Il poeta Giosuè Carducci, appena laureatosi in Filologia presso la Scuola Normale Superiore di Pisa, seguì la vocazione pedagogica accettando l’insegnamento di Retorica (28 novembre 1856-settembre 1857) al Liceo di San Miniato dove, insieme a lui, approdarono anche i compagni della Normale Ferdinando Cristiani e Pietro Luperini.

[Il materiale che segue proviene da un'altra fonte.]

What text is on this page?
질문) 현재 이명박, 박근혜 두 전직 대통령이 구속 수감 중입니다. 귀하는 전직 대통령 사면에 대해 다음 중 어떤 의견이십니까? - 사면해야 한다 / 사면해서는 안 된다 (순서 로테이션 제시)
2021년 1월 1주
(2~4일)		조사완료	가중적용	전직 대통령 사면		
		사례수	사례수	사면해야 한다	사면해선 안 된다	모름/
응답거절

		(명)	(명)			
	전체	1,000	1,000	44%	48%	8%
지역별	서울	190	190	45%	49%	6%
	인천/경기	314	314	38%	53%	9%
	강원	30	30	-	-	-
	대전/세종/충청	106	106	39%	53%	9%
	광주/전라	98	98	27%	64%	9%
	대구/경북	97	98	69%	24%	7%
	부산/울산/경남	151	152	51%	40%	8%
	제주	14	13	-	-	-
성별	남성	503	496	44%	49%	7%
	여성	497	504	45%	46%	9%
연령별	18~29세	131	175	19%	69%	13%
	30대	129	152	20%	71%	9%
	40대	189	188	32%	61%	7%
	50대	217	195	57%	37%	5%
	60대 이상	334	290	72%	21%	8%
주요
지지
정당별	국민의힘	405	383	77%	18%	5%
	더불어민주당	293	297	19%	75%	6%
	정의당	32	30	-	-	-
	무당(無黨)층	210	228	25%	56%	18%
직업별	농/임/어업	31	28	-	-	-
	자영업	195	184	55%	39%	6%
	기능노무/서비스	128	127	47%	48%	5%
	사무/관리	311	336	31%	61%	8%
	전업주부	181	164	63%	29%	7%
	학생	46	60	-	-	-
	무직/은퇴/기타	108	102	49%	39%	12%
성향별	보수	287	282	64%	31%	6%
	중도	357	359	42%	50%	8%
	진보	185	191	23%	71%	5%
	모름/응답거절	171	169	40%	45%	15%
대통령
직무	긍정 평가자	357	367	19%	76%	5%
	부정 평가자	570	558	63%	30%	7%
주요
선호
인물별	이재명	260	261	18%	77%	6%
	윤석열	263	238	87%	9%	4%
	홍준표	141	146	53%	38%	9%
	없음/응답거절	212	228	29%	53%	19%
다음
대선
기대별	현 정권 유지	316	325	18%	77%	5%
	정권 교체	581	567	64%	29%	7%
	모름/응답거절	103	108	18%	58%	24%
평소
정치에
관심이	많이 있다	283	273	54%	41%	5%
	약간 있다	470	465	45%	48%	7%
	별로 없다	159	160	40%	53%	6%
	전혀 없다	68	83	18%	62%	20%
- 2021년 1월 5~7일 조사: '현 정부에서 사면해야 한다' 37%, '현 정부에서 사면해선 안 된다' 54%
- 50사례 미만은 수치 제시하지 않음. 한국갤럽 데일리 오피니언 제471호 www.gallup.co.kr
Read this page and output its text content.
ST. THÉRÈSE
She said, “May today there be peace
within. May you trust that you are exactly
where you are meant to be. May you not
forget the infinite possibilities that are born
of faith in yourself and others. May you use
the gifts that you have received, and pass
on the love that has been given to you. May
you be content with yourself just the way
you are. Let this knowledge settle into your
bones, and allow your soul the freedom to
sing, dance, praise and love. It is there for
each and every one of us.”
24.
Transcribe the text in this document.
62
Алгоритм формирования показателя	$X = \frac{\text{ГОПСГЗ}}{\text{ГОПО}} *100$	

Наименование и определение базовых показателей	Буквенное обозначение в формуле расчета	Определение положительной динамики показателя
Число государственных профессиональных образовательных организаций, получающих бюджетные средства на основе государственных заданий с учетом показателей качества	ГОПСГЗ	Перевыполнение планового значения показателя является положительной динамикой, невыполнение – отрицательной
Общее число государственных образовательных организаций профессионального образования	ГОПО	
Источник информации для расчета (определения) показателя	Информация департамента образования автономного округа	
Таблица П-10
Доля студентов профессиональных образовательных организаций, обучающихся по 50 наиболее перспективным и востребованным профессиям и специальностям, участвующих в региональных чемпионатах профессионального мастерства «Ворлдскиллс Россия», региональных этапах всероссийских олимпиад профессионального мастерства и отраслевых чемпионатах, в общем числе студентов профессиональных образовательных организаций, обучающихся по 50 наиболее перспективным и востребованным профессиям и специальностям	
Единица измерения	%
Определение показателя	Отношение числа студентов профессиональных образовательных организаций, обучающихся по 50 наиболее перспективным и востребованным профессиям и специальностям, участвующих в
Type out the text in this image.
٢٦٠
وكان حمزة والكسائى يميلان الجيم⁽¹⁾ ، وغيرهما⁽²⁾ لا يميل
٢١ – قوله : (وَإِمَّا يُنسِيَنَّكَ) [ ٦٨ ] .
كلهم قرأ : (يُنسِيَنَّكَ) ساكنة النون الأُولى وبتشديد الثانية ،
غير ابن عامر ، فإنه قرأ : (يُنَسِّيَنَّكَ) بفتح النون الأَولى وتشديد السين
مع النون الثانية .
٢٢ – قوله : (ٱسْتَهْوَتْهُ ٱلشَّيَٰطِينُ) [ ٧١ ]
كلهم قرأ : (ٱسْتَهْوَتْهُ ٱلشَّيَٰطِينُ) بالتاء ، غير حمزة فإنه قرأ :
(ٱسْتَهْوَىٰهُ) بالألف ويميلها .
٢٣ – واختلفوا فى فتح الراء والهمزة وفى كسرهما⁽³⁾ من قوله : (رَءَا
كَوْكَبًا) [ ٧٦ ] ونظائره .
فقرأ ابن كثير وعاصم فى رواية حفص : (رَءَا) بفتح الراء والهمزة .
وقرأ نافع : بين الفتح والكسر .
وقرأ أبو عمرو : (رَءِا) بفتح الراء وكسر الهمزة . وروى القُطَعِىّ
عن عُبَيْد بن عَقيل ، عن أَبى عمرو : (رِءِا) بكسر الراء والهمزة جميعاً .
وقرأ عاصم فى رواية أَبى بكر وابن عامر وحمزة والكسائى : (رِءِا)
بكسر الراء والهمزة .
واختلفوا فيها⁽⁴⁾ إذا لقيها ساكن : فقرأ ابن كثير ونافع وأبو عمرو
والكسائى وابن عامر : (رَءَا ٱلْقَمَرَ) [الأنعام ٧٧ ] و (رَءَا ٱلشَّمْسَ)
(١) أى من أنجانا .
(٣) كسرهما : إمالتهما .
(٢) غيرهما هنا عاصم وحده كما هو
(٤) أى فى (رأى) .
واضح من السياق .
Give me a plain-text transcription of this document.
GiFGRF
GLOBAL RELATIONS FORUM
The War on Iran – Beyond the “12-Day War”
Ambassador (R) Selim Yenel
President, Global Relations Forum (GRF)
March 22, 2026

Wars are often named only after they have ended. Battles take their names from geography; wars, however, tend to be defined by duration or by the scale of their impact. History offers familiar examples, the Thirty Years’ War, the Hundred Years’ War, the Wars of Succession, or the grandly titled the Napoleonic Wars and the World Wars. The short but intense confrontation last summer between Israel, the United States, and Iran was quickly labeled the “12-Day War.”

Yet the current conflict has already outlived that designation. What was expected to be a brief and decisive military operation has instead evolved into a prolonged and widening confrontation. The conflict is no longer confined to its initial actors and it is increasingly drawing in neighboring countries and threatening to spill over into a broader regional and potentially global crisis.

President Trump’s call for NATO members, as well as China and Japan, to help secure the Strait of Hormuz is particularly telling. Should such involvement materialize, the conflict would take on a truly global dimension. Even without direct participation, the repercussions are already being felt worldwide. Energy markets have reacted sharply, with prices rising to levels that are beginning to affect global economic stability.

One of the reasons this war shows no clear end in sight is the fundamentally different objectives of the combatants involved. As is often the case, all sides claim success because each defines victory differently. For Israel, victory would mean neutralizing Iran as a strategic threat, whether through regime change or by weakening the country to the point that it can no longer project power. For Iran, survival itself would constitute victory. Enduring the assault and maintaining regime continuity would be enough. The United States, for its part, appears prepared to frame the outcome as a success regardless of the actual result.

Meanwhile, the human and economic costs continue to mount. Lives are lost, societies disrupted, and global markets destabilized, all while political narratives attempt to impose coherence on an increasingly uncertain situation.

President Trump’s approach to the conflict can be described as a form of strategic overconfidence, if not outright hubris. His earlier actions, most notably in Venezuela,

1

È lo stesso Carducci a raccontare in Le risorse di San Miniato al Tedesco e la prima edizione delle mie rime – celebre prosa autobiografica dai tratti romanzeschi – la vivacità di quegli anni rocamboleschi trascorsi insieme ad un’«allegra brigata»:

Innanzi tutto ci accontammo presto con una brigata di giovanotti (come troppe di simili ce n’era e ce n’è forse ancora per le città minori e le grosse terre di Toscana), piccoli possidenti e dottori novelli che, vivendo del loro poco e nella speranza dello studio e dell’impiego futuro, passavano tutte le sante giornate a non far nulla, o meglio a far di quelle cose che forse sono le più degne e più proprie dell’homo sapiens […]. Noi tre abitavamo, súbito fuori Porta Fiorentina, tutta noi, una casetta nuova, che un oste tassoniano, ma non bolognese, detto, credo per eufemía, Afrodisio, ci aveva appigionato; e ci passava anche da mangiare a bonissimi patti[1].

Carducci, soprannominato “Pinini” «causa un raddoppiamento spostato nella coniugazione del verbo πινɛιν», Cristiani detto “Trombino” «per avere in una ripetizione di letteratura latina trasformato allegramente così il severo Frontino compendiatore delle Historiae philippicae» e il «filosofo giobertiano» Luperini ribattezzarono con il nome di Torre Bianca la loro residenza, comunemente conosciuta come la casa de’ maestri. Quel periodo di scanzonata allegria, avvolto da una «fantastica aureola di luce, elettrica emanazione degli spiriti di tutte le nostre giovinezze» trasformò le “poche risorse” di San Miniato in abbondanza a tal punto che le spese crebbero rapidamente e su proposta del Trombino il giovane Carducci – vinte le sue resistenze all’idea di pubblicare le sue poesie «in un libretto a prezzo come in un bordello» – si convinse invece a stampare le rime a sue spese nella speranza di ripagare così i suoi debiti:

Così avvenne che ai 23 luglio del 1857 le mie rime uscissero alla luce del pubblico in San Miniato al tedesco pe’ i tipi del Ristori, veterani gloriosi dell’impressione […]. E ora resta in sodo che io le diedi a stampare non co ‘l superbo intendimento di aprire una via nuova o di riaprire una via vecchia e né meno con la modesta speranza d’incoraggiamenti da parte del pubblico italiano, ma coll’intendimento onesto e l’ardita speranza di pagare i miei debiti. Altro che ardita! sfacciata dovevo dire[2].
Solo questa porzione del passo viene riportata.